Макс прижал ладонью место, где цветок пульсировал над подключичной артерии.
– Да, это так. Все земляне любят и почитают свою планету.
– В этом нет ничего плохого, кроме того, что некоторые из вас могут болтать без умолку о Земле. А это немного надоедает.
Макс Фердинанд поджал губы. Он выглядел оскорбленным и обиженным. И Яну показалось, что старик вот-вот бросит его в ледяном заточении.
– Все дело в том, что в ваших марсианских колониях нет ничего прекрасного. – Заговорил Макс. – Вы там существуете. Вы привыкли к бесцветным пустыням и ядовитым атмосферам. Но мы ценим красоту нашей планеты за ее уникальность. Колонистам этого никогда не понять. – Макс откашлялся. Его пронзительные, не молодые глаза смотрели на Яна с укоризной. – У Гришина нет никакой второй трости. И с Навацки он не знаком. Простите, инспектор, но всё указывает на то, что в этом деле как-то замешаны только вы. И любопытство, приведшее следствие в контейнере к телу, красноречивее всего доказывает вашу вину. Вы будто знали, куда нужно идти.
Спорить дальше, в попытках что-либо доказать, не имело смысла, и Ян это понял. Его все ещё охватывал страх оказаться запертым навсегда, но здравый смысл понемногу завладевал разумом, и инспектор уже продумывал возможный ход событий.
– Мне нужна твоя помощь, Макс. – тихо произнес Ян.
Макс с готовностью кивнул. Он направился к двери. Поднял кружку с пола. Уже ухватившись да ручку двери, чтобы её открыть, охранник обернулся и с дружественным теплом в глазах посмотрел на Яна.

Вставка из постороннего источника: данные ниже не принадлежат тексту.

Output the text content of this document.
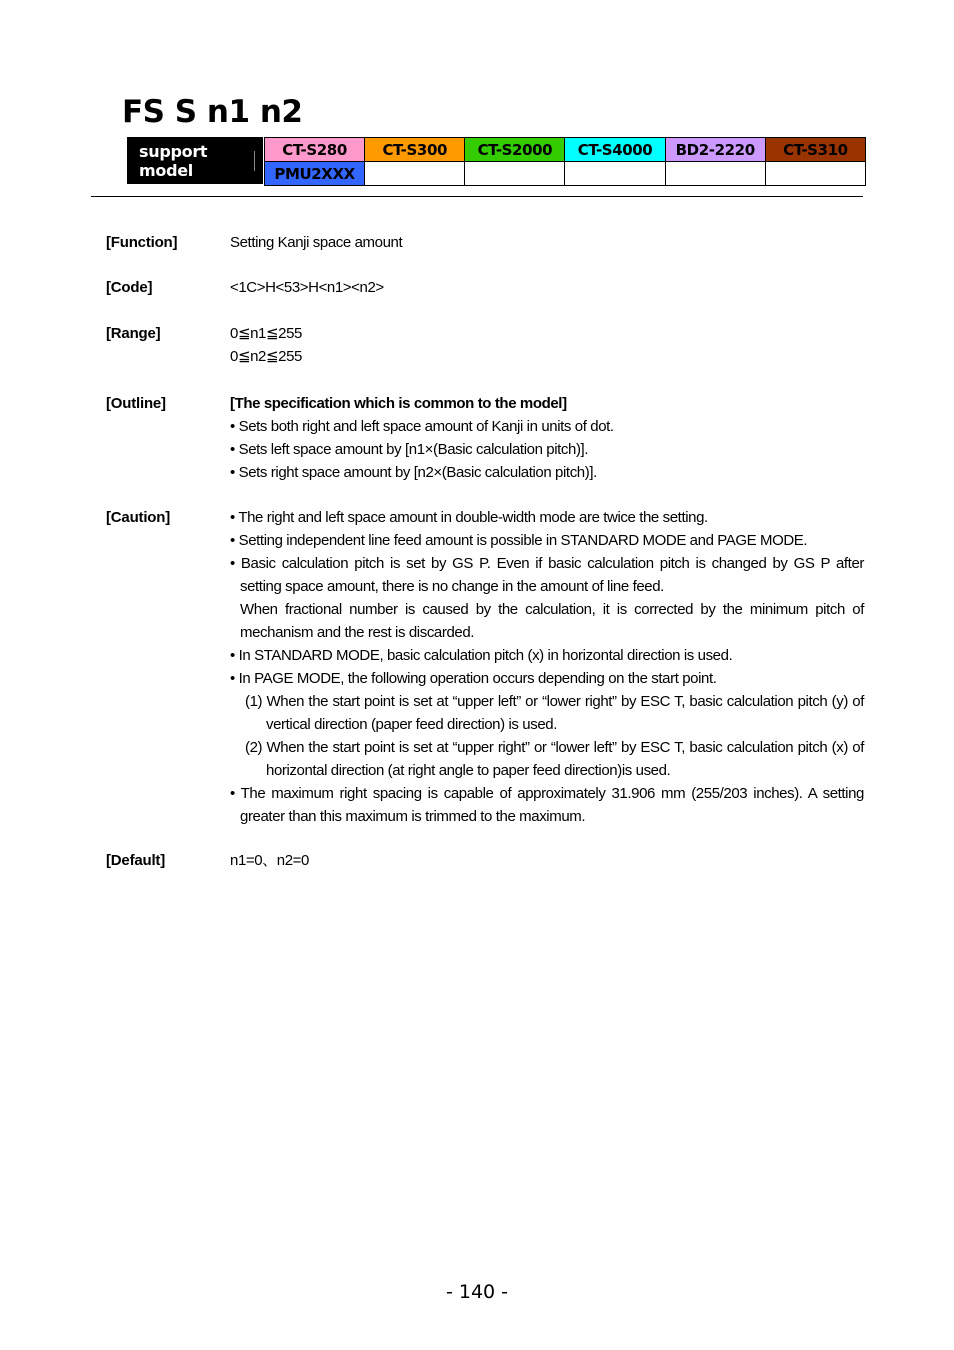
FS S n1 n2
support model
CT-S280	CT-S300	CT-S2000	CT-S4000	BD2-2220	CT-S310
PMU2XXX					
[Function]	Setting Kanji space amount
[Code]	<1C>H<53>H<n1><n2>
[Range]	0≦n1≦255

0≦n2≦255

[Outline]	[The specification which is common to the model]

• Sets both right and left space amount of Kanji in units of dot.

• Sets left space amount by [n1×(Basic calculation pitch)].

• Sets right space amount by [n2×(Basic calculation pitch)].

[Caution]	• The right and left space amount in double-width mode are twice the setting.

• Setting independent line feed amount is possible in STANDARD MODE and PAGE MODE.

• Basic calculation pitch is set by GS P. Even if basic calculation pitch is changed by GS P after setting space amount, there is no change in the amount of line feed.

When fractional number is caused by the calculation, it is corrected by the minimum pitch of mechanism and the rest is discarded.

• In STANDARD MODE, basic calculation pitch (x) in horizontal direction is used.

• In PAGE MODE, the following operation occurs depending on the start point.

(1) When the start point is set at “upper left” or “lower right” by ESC T, basic calculation pitch (y) of vertical direction (paper feed direction) is used.

(2) When the start point is set at “upper right” or “lower left” by ESC T, basic calculation pitch (x) of horizontal direction (at right angle to paper feed direction)is used.

• The maximum right spacing is capable of approximately 31.906 mm (255/203 inches). A setting greater than this maximum is trimmed to the maximum.

[Default]	n1=0、n2=0
- 140 -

– Не отчаивайтесь, инспектор. Я что-нибудь придумаю.
Ян снова остался один в холодильном подвале корабельной полиции. Пустота серого помещения наводила тоску. Холод, пробравшийся под кожу, навеял воспоминания о единственном путешествии на планету Лилий.
Земля Яну не понравилась.
Ему было не больше шестнадцати. С матерью вдвоем они поехали на похороны бабушки, которую Ян знал только по видео-звонкам. Мать всю дорогу с тоской поглядывала на Яна и тяжело вздыхала, сожалея, что бабушка так и не увидела своего внука вживую.
Приземлились они в странном месте. Кругом все было белым, голым и холодным. Яркий свет резал глаза до боли. Местные жители, одетые в меховые шапки и огромные шкуры животных, разглядывали прибывших с удивлением, Иногда тыкали пальцем, а сквозь приглушенное хихиканье можно было расслышать:
– Марсиане… Смотрите, марсиане!…
Люди называли это место Камчаткой и прибавляли, что в этом году весна выдалась тёплая. Ян не понимал, что это значит. И если это время года было теплом, то как тогда выглядит холодная весна? Он ёжился в тщетных попытках согреться, кутаясь в выданную ему шубу, пропахшую специфическим не свежим запахом.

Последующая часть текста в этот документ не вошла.